Re: [PATCH v4 5/7] Watchdog: introduce ARM SBSA watchdog driver
From: Fu Wei
Date: Mon Jun 08 2015 - 12:05:54 EST
Hi Gurnter
On 3 June 2015 at 01:07, Guenter Roeck <linux@xxxxxxxxxxxx> wrote:
> On 06/02/2015 09:55 AM, Fu Wei wrote:
>>
>> Hi Timur,
>>
>> Thanks , feedback inline
>>
>> On 2 June 2015 at 23:32, Timur Tabi <timur@xxxxxxxxxxxxxx> wrote:
>>>
>>> On 06/01/2015 11:05 PM, fu.wei@xxxxxxxxxx wrote:
>>>
>>>> +/*
>>>> + * help functions for accessing 32bit registers of SBSA Generic
>>>> Watchdog
>>>> + */
>>>> +static void sbsa_gwdt_cf_write(unsigned int reg, u32 val,
>>>> + struct watchdog_device *wdd)
>>>> +{
>>>> + struct sbsa_gwdt *gwdt = to_sbsa_gwdt(wdd);
>>>> +
>>>> + writel_relaxed(val, gwdt->control_base + reg);
>>>> +}
>>>> +
>>>> +static void sbsa_gwdt_rf_write(unsigned int reg, u32 val,
>>>> + struct watchdog_device *wdd)
>>>> +{
>>>> + struct sbsa_gwdt *gwdt = to_sbsa_gwdt(wdd);
>>>> +
>>>> + writel_relaxed(val, gwdt->refresh_base + reg);
>>>> +}
>>>> +
>>>> +static u32 sbsa_gwdt_cf_read(unsigned int reg, struct watchdog_device
>>>> *wdd)
>>>> +{
>>>> + struct sbsa_gwdt *gwdt = to_sbsa_gwdt(wdd);
>>>> +
>>>> + return readl_relaxed(gwdt->control_base + reg);
>>>> +}
>>>
>>>
>>>
>>> I still think you should get rid of these functions and just call
>>> readl_relaxed() and writel_relaxed() every time, but I won't complain
>>> again
>>> if you keep them.
>>
>>
>> yes, that make sense, and will reduce the size of code, and I think
>> the code's readability will be OK too.

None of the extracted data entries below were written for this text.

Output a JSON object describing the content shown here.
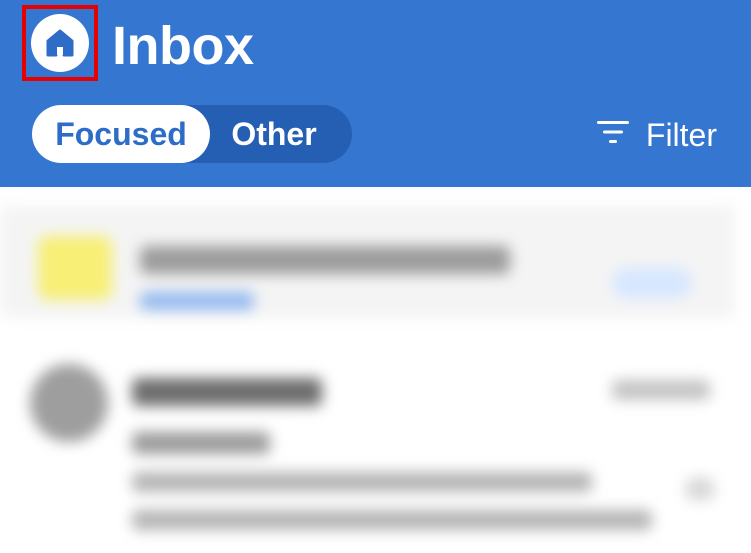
{
  "header": {
    "title": "Inbox",
    "tabs": [
      {
        "label": "Focused",
        "selected": true
      },
      {
        "label": "Other",
        "selected": false
      }
    ],
    "filter_label": "Filter",
    "icons": {
      "home": "home-icon",
      "filter": "filter-icon"
    }
  },
  "colors": {
    "header_bg": "#3476d0",
    "segment_bg": "#245fb3",
    "active_tab_text": "#2d6dc8",
    "highlight": "#e60000"
  }
}
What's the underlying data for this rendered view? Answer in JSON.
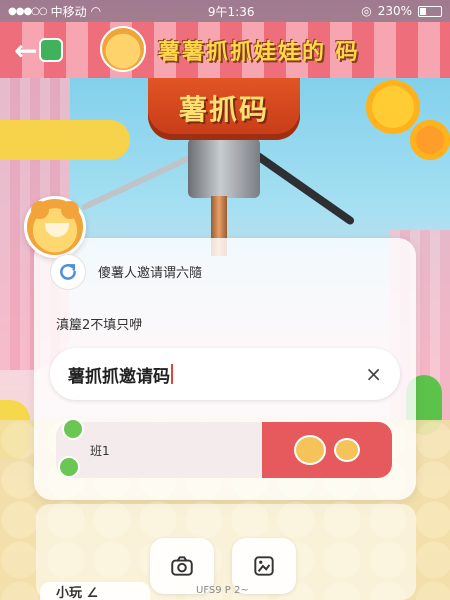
{
  "status_bar": {
    "carrier": "中移动",
    "time": "9午1:36",
    "battery_percent": "230%"
  },
  "header": {
    "back_glyph": "←",
    "title": "薯薯抓抓娃娃的 码"
  },
  "machine": {
    "label": "薯抓码"
  },
  "invite": {
    "invited_by": "傻薯人邀请谓六隨",
    "fill_hint": "滇箼2不填只咿",
    "code_value": "薯抓抓邀请码",
    "clear_glyph": "×"
  },
  "team_card": {
    "name": "班1"
  },
  "bottom": {
    "label": "小玩 ∠",
    "watermark": "UFS9 P 2~"
  },
  "colors": {
    "header_stripe_a": "#ef6e7c",
    "header_stripe_b": "#f7a5b0",
    "title_yellow": "#ffd84a",
    "machine_orange": "#e25525",
    "team_red": "#e65a5e"
  },
  "icons": {
    "back": "back-arrow-icon",
    "refresh": "refresh-icon",
    "clear": "close-icon",
    "camera": "camera-icon",
    "album": "album-icon"
  }
}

>> will try in my next patch,
>>
>>>
>>>> +static irqreturn_t sbsa_gwdt_interrupt(int irq, void *dev_id)
>>>> +{
>>>> + struct sbsa_gwdt *gwdt = (struct sbsa_gwdt *)dev_id;
>>>> + struct watchdog_device *wdd = &gwdt->wdd;
>>>> +
>>>> + if (wdd->pretimeout)
>>>> + /* The pretimeout is valid, go panic */
>>>> + panic("SBSA Watchdog pre-timeout");
>>>> + else
>>>> + /* We don't use pretimeout, trigger WS1 now*/
>>>> + sbsa_gwdt_set_wcv(wdd, 0);
>>>
>>>
>>>
>>> I don't like this.
>>
>>
>> If so, what is your idea ,if pretimeout == 0?
>>
>> the reason of using WCV as (timout - pretimeout): it can provide the
>> longer timeout period,
>> (1)If we use WOR, it can only provide 10s @ 400MHz(max).
>> as Guenter said earlier, the default timer out for most watchdog will
>> be 30s, so I think 10s limit will be a little short
>> (2)we can always program WCV just like ping.
>> (3)if a timeout arrives, WOR will be use, so use it as pretimeout, but
>> we still can make this pretimeout longer by programming WCV(I don't
>> think it's necessary)
>>
>>
>>> The triggering of the hardware reset should never depend
>>> on an interrupt being handled properly.
>>
>>
>> if this fail, system reset in 1S, because WOR == (1s)
>>
> So ?
Even the interrupt routine isn't triggered, (WOR + system counter) --> WCV,
then, sy system reset in 1S.
the hardware reset doesn't depend on an interrupt.
>
>>> You should always program WCV
>>> correctly in advance. This is especially true since pre-timeout will
>>> probably rarely be used.
>>
>>
>> always programming WCV is doable. But I absolutely can not agree "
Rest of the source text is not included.